All of us are already civilian soldiers, without knowing it...The great stroke of luck for the military class's terrorism is that no one recognizes it. People don't recognize the militarized part of their identity, of their consciousness.
I believe that the military-industrial complex is more important than ever. This is because the war in Kosovo gave fresh impetus not to the military-industrial complex but to the military-scientific complex. You can see this in China.
For the US, the Kosovo War was a success because it encouraged the development of the Pentagon's 'Revolution in Military Affairs' (RMA). The war provided a test site for experimentation, and paved the way for emergence of what I call in Strategie de la deception 'the second deterrence'.

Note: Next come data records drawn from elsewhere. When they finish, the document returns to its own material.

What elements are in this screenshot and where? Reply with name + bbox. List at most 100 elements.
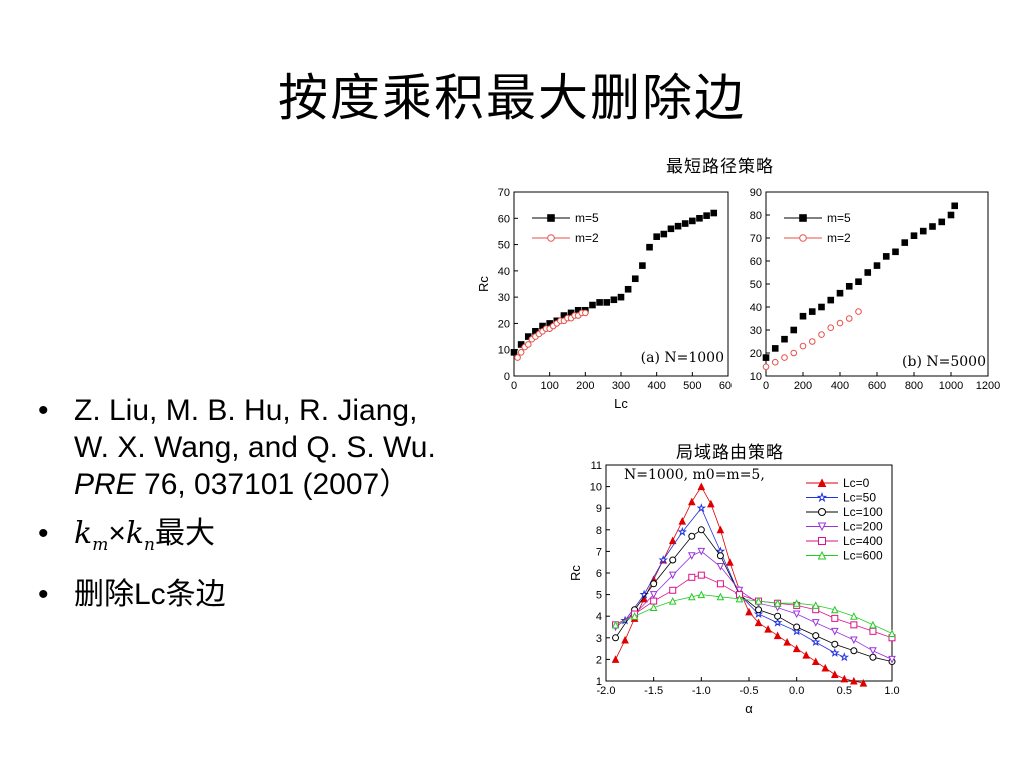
data-point <box>869 627 877 635</box>
y-tick-label: 10 <box>750 371 762 383</box>
data-point <box>762 363 770 371</box>
data-point <box>668 596 677 605</box>
series-m=5 <box>762 202 958 361</box>
data-point <box>754 596 763 605</box>
bullet-dot-icon: • <box>38 394 49 427</box>
data-point <box>850 621 858 629</box>
data-point <box>850 612 858 620</box>
data-point <box>688 532 696 540</box>
x-tick-label: -2.0 <box>597 685 616 697</box>
data-point <box>524 341 532 348</box>
bullet-list: • Z. Liu, M. B. Hu, R. Jiang, W. X. Wang… <box>38 392 438 625</box>
y-tick-label: 30 <box>498 292 510 304</box>
x-axis-label: Lc <box>614 396 628 411</box>
legend-label: m=2 <box>827 231 851 245</box>
data-point <box>726 558 734 566</box>
x-tick-label: 1000 <box>939 380 963 392</box>
y-tick-label: 30 <box>750 325 762 337</box>
x-tick-label: 0.0 <box>789 685 804 697</box>
data-point <box>517 349 525 356</box>
y-tick-label: 3 <box>596 633 602 645</box>
reference-authors: Z. Liu, M. B. Hu, R. Jiang, W. X. Wang, … <box>74 394 436 464</box>
y-tick-label: 10 <box>498 345 510 357</box>
data-point <box>646 243 653 251</box>
x-tick-label: 300 <box>612 380 630 392</box>
x-tick-label: 100 <box>540 380 558 392</box>
math-km: km <box>74 516 109 555</box>
data-point <box>774 612 782 620</box>
y-tick-label: 8 <box>596 525 602 537</box>
y-tick-label: 6 <box>596 568 602 580</box>
data-point <box>799 312 807 320</box>
data-point <box>811 657 820 666</box>
legend-marker <box>799 214 807 222</box>
y-tick-label: 40 <box>750 302 762 314</box>
data-point <box>792 610 801 619</box>
data-point <box>859 679 868 687</box>
x-tick-label: 800 <box>905 380 923 392</box>
data-point <box>668 536 677 545</box>
data-point <box>830 627 839 636</box>
data-point <box>869 620 877 629</box>
data-point <box>811 637 821 647</box>
data-point <box>790 349 798 357</box>
data-point <box>792 599 801 607</box>
series-Lc=200 <box>611 547 896 664</box>
data-point <box>510 349 518 356</box>
y-tick-label: 0 <box>504 371 510 383</box>
x-tick-label: 0 <box>511 380 517 392</box>
top-figure-caption: 最短路径策略 <box>666 157 774 176</box>
x-tick-label: -0.5 <box>740 685 759 697</box>
x-tick-label: 500 <box>683 380 701 392</box>
legend-label: Lc=100 <box>843 505 883 519</box>
data-point <box>855 278 862 286</box>
data-point <box>754 618 763 627</box>
series-line <box>615 594 893 634</box>
series-line <box>615 550 893 660</box>
data-point <box>781 354 788 361</box>
series-m=2 <box>514 309 589 361</box>
data-point <box>839 652 850 662</box>
legend-label: Lc=600 <box>843 549 883 563</box>
legend-marker <box>817 478 827 487</box>
data-point <box>811 619 820 627</box>
legend-marker <box>547 214 555 222</box>
data-point <box>697 590 706 599</box>
y-tick-label: 7 <box>596 546 602 558</box>
x-tick-label: 1200 <box>976 380 1000 392</box>
legend-label: Lc=200 <box>843 520 883 534</box>
data-point <box>716 525 725 534</box>
data-point <box>818 331 825 338</box>
data-point <box>869 647 877 655</box>
y-tick-label: 11 <box>591 460 602 472</box>
data-point <box>735 594 744 603</box>
legend-marker <box>817 550 827 560</box>
data-point <box>696 503 707 513</box>
data-point <box>667 225 675 233</box>
data-point <box>621 635 629 644</box>
x-tick-label: 400 <box>831 380 849 392</box>
y-tick-label: 20 <box>498 318 510 330</box>
delete-edges-text: 删除Lc条边 <box>74 578 226 611</box>
data-point <box>919 227 927 235</box>
data-point <box>929 223 936 230</box>
data-point <box>716 580 724 588</box>
data-point <box>631 275 639 283</box>
math-kn: kn <box>125 516 155 555</box>
series-line <box>615 574 893 639</box>
panel-annotation: N=1000, m0=m=5, <box>624 467 765 483</box>
data-point <box>660 230 668 238</box>
data-point <box>771 345 779 352</box>
y-tick-label: 50 <box>750 279 762 291</box>
legend-label: Lc=0 <box>843 476 870 490</box>
data-point <box>589 301 596 309</box>
data-point <box>677 526 687 537</box>
data-point <box>773 599 782 607</box>
y-tick-label: 4 <box>596 611 602 623</box>
bullet-degree-product: • km×kn最大 <box>38 515 438 564</box>
data-point <box>710 209 718 217</box>
data-point <box>790 326 798 334</box>
x-tick-label: 600 <box>868 380 886 392</box>
data-point <box>799 342 807 350</box>
data-point <box>771 358 779 366</box>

If we look at the Gulf War, the same is also true. Indeed, my work on the logistics of perception and the Gulf War was so accurate that I was even asked to discuss it with high-ranking French military officers. They asked me: 'how is it that you wrote that book in 1984 and now it's happening for real?' My answer was: 'the problem is not mine but yours: you have not been doing your job properly!'
For me, Sun Tzu's statement that military force is based upon deception is an extraordinary statement.

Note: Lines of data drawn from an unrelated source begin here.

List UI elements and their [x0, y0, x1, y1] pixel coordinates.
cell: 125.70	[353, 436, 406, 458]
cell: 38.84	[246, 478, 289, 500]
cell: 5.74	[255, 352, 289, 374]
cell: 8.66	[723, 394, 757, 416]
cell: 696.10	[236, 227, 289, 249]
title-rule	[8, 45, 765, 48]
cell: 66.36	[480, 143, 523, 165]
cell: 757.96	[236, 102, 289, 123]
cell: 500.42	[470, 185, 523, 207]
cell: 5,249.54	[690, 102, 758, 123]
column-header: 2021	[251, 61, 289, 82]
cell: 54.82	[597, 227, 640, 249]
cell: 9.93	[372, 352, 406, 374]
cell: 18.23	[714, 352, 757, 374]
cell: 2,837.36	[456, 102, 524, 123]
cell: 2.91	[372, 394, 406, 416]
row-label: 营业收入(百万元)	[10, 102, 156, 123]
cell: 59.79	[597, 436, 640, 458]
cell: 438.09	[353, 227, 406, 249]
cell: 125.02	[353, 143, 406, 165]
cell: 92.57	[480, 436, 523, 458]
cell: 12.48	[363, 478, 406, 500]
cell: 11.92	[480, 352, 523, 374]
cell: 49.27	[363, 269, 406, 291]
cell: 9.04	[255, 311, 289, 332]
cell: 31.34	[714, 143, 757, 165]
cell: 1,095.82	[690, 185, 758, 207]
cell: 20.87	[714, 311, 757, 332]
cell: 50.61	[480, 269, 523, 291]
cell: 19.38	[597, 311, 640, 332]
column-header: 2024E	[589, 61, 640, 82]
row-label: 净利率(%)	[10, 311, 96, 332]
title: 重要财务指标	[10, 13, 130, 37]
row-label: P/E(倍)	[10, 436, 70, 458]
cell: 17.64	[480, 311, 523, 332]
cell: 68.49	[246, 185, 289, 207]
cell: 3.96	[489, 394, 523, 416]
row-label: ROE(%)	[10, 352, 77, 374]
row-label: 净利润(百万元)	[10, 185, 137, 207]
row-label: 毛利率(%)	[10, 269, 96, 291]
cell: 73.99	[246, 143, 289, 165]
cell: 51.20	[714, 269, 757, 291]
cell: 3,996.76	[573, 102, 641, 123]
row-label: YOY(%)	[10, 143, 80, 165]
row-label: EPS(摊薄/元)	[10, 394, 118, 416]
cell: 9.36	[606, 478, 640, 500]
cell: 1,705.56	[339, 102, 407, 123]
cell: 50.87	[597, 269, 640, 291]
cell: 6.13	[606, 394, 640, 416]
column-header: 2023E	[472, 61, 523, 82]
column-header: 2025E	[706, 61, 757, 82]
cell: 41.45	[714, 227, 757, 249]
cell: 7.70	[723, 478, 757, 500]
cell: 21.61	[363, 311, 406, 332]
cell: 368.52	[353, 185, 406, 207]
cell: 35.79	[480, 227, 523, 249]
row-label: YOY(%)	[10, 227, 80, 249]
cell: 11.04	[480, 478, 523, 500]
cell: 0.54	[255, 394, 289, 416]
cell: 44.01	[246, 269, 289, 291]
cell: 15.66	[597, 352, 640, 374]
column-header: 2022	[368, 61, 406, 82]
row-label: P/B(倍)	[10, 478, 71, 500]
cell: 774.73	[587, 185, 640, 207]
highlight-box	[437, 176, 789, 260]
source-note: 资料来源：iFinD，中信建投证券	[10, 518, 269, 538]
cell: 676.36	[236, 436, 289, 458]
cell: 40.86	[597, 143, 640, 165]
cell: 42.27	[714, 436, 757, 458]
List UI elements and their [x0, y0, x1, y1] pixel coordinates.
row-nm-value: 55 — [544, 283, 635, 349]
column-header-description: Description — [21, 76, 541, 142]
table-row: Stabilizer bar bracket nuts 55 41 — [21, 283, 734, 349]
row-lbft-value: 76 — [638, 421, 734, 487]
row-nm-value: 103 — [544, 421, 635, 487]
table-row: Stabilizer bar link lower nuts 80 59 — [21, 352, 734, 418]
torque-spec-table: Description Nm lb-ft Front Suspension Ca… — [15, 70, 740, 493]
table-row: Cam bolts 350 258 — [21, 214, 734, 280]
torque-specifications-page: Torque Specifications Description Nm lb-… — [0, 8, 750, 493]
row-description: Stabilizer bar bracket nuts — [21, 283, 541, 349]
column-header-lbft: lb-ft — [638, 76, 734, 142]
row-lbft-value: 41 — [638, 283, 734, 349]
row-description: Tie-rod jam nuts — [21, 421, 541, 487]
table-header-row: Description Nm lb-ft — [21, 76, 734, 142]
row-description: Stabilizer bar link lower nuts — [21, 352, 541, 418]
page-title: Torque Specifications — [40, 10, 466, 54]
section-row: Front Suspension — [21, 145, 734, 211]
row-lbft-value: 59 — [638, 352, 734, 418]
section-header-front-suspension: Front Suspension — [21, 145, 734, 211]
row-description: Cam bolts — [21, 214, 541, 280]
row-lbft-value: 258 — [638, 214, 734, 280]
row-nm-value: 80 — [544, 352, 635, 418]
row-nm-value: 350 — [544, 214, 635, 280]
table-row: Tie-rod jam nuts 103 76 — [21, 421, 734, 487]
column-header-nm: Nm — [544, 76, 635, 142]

If you look at the Gulf War or new military technologies, they are moving towards cyberwars. Most video-technologies and technologies of simulation have been used for war. For example, video was created after the Second World War in order to radio-control planes and aircraft carriers. Thus video came with the war. It took twenty years before it became a means of expression for artists.
What will prevail is this will to reduce the world to the point where one could possess it. All military technologies reduce the world to nothing. And since military technologies are advanced technologies, what they actually sketch today is the future of the civil realm.